Makes me wanna hit her when I see her
– Onu gördüğümde ona vurmak istememi sağlıyor.
‘Cause Becky’s so hot in your vintage t-shirt
– Çünkü Becky eski tişörtün içinde çok seksi.
Ooh, she’s the one I should hate
– Nefret etmem gereken o.
But I wanna know how she tastes
– Ama tadı nasıl bilmek istiyorum
I kinda wanna hit her when I see her
– Onu gördüğümde ona vurmak istiyorum.
Becky’s so hot in your vintage t-shirt
– Becky vintage tişörtün içinde çok seksi

I used to wear it too, yeah, it’s the cropped one
– Ben de giyerdim, evet, kırpılmış olan.
With the red Corvette, someone new riding shotgun
– Kırmızı Corvette ile, yeni biri av tüfeğine biniyor
I can’t even be that mad about it, she flame emoji, wow
– Bu konuda o kadar kızgın bile olamam, emojiyi alevlendiriyor, vay canına
It’s always gonna fuck me up ’cause
– Her zaman beni mahvedecek çünkü

Fine, okay, I’ll say, I went and stalked her
– Tamam, tamam, gidip onu takip ettiğimi söyleyeceğim.
And I don’t really blame you ’cause
– Ve seni gerçekten suçlamıyorum çünkü
Damn, the waist (The waist), the hips (The hips), the face, this is awkward (Ooh, ooh)
– Kahretsin, bel (bel), kalçalar (Kalçalar), yüz, bu garip (Ooh, ooh)
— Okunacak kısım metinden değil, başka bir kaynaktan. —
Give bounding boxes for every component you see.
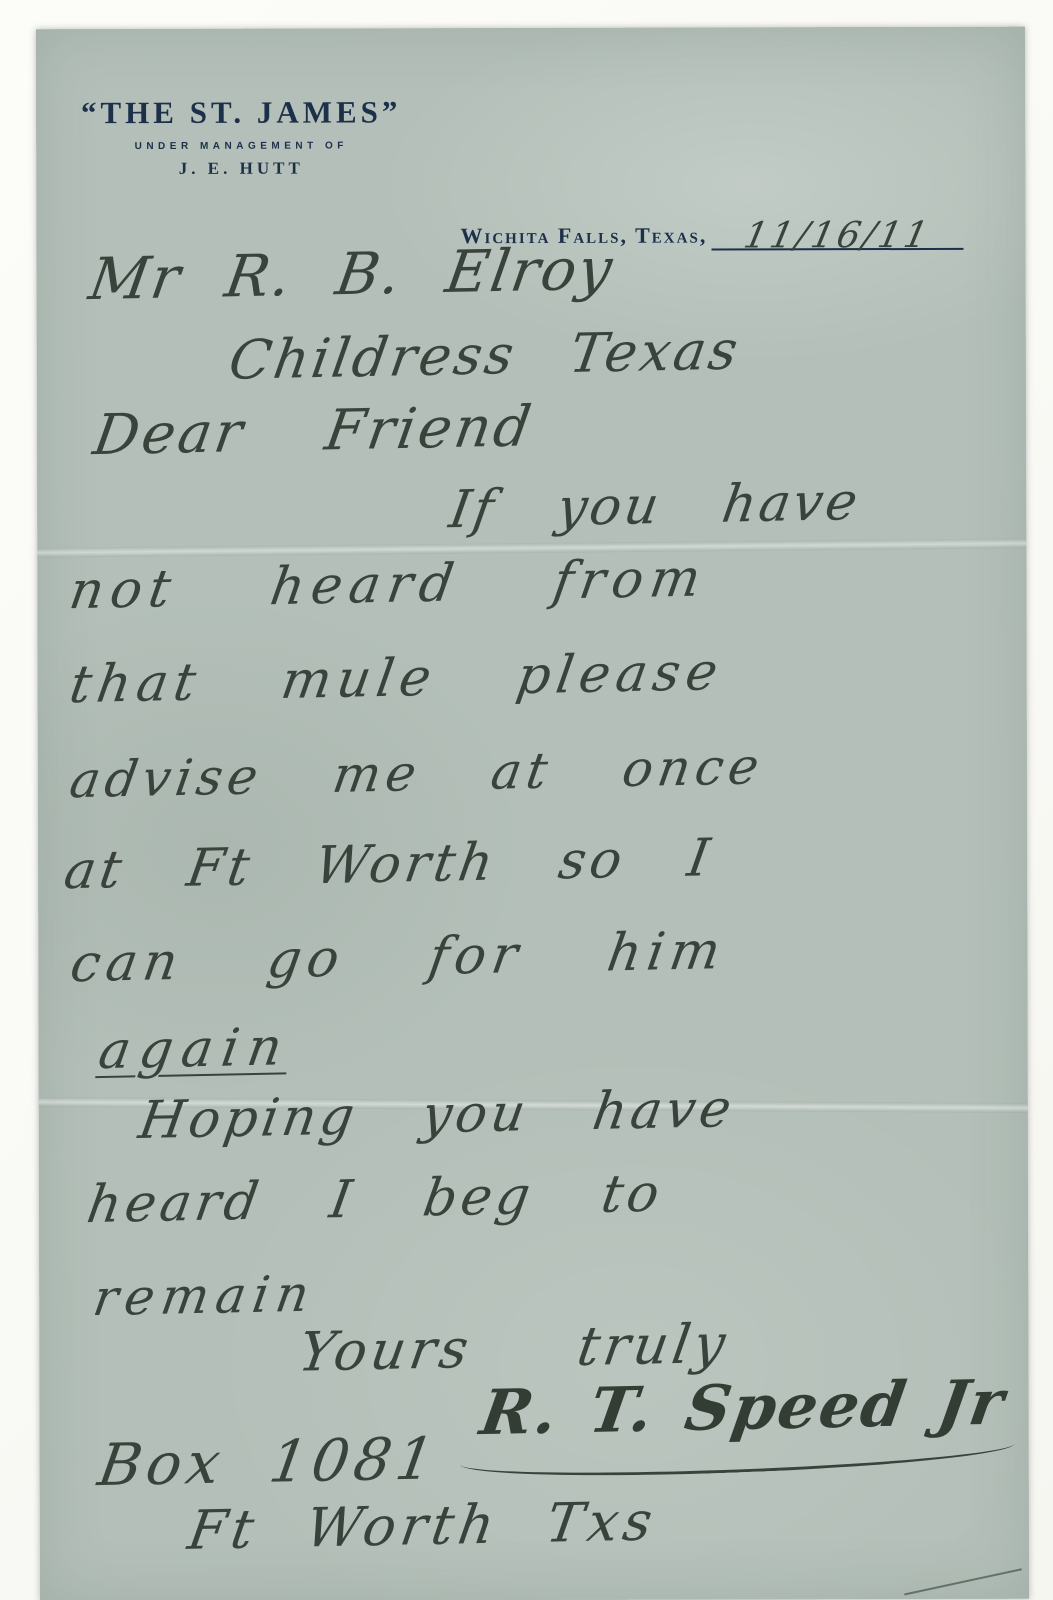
body-line-3: that mule please <box>66 642 728 715</box>
date-rule: 11/16/11 <box>711 207 963 251</box>
body-line-1: If you have <box>445 472 864 540</box>
manager-name: J. E. HUTT <box>66 158 416 179</box>
body-line-10: remain <box>89 1265 320 1327</box>
body-line-6: can go for him <box>66 921 730 994</box>
scan-background: “THE ST. JAMES” UNDER MANAGEMENT OF J. E… <box>0 0 1053 1600</box>
body-line-7: again <box>95 1017 295 1081</box>
recipient-city-line: Childress Texas <box>225 319 745 392</box>
salutation-line: Dear Friend <box>89 394 538 468</box>
body-line-2: not heard from <box>65 548 711 621</box>
recipient-name-line: Mr R. B. Elroy <box>85 235 619 313</box>
sender-address-line-1: Box 1081 <box>94 1424 444 1499</box>
letterhead: “THE ST. JAMES” UNDER MANAGEMENT OF J. E… <box>66 94 416 179</box>
body-line-4: advise me at once <box>66 737 768 809</box>
body-line-8: Hoping you have <box>135 1079 739 1151</box>
management-line: UNDER MANAGEMENT OF <box>66 140 416 152</box>
letter-paper: “THE ST. JAMES” UNDER MANAGEMENT OF J. E… <box>36 27 1029 1600</box>
hotel-name: “THE ST. JAMES” <box>66 94 416 131</box>
body-line-5: at Ft Worth so I <box>60 828 717 901</box>
sender-address-line-2: Ft Worth Txs <box>184 1490 662 1562</box>
corner-fold-mark <box>904 1568 1022 1595</box>
body-line-9: heard I beg to <box>83 1164 667 1236</box>
handwritten-date: 11/16/11 <box>740 215 934 257</box>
Are you in love like we were?
– Sen de bizim gibi aşık mısın?
If I were you, I’d probably keep her
– Yerinde olsam, muhtemelen onu tutardım.
Makes me wanna hit her when I see her
– Onu gördüğümde ona vurmak istememi sağlıyor.
‘Cause Becky’s so hot in your vintage t-shirt
– Çünkü Becky eski tişörtün içinde çok seksi.
Ooh, she’s the one I should hate
– Nefret etmem gereken o.
But I wanna know how she tastes
– Ama tadı nasıl bilmek istiyorum
I kinda wanna hit her when I see her
– Onu gördüğümde ona vurmak istiyorum.
Becky’s so hot in your vintage t-shirt
– Becky vintage tişörtün içinde çok seksi


Becky’s so hot, hot
– Becky çok ateşli, ateşli
Becky’s so hot
– Becky çok ateşli
Becky’s so hot, hot
– Becky çok ateşli, ateşli
Becky’s so hot
– Becky çok ateşli

Are you in love like we were? (Are you in love like we were?)
– Sen de bizim gibi aşık mısın? (Bizim gibi aşık mısın?)
If I were you, I’d probably keep her (Probably keep her)
– Senin yerinde olsaydım, muhtemelen onu tutardım (Muhtemelen onu tutardım)
Makes me wanna hit her when I see her (‘Cause Becky’s so hot)
– Onu gördüğümde ona vurmak istememi sağlıyor (Becky çok ateşli olduğu için)
‘Cause Becky’s so hot in your vintage t-shirt
– Çünkü Becky eski tişörtün içinde çok seksi.
Ooh, she the one I should hate (She’s the one)
– Ooh, nefret etmem gereken o (O)
But I wanna know how she tastes (How she tastes)
– Ama nasıl tattığını bilmek istiyorum (Tadı nasıl)
I kinda wanna hit her when I see her
– Onu gördüğümde ona vurmak istiyorum.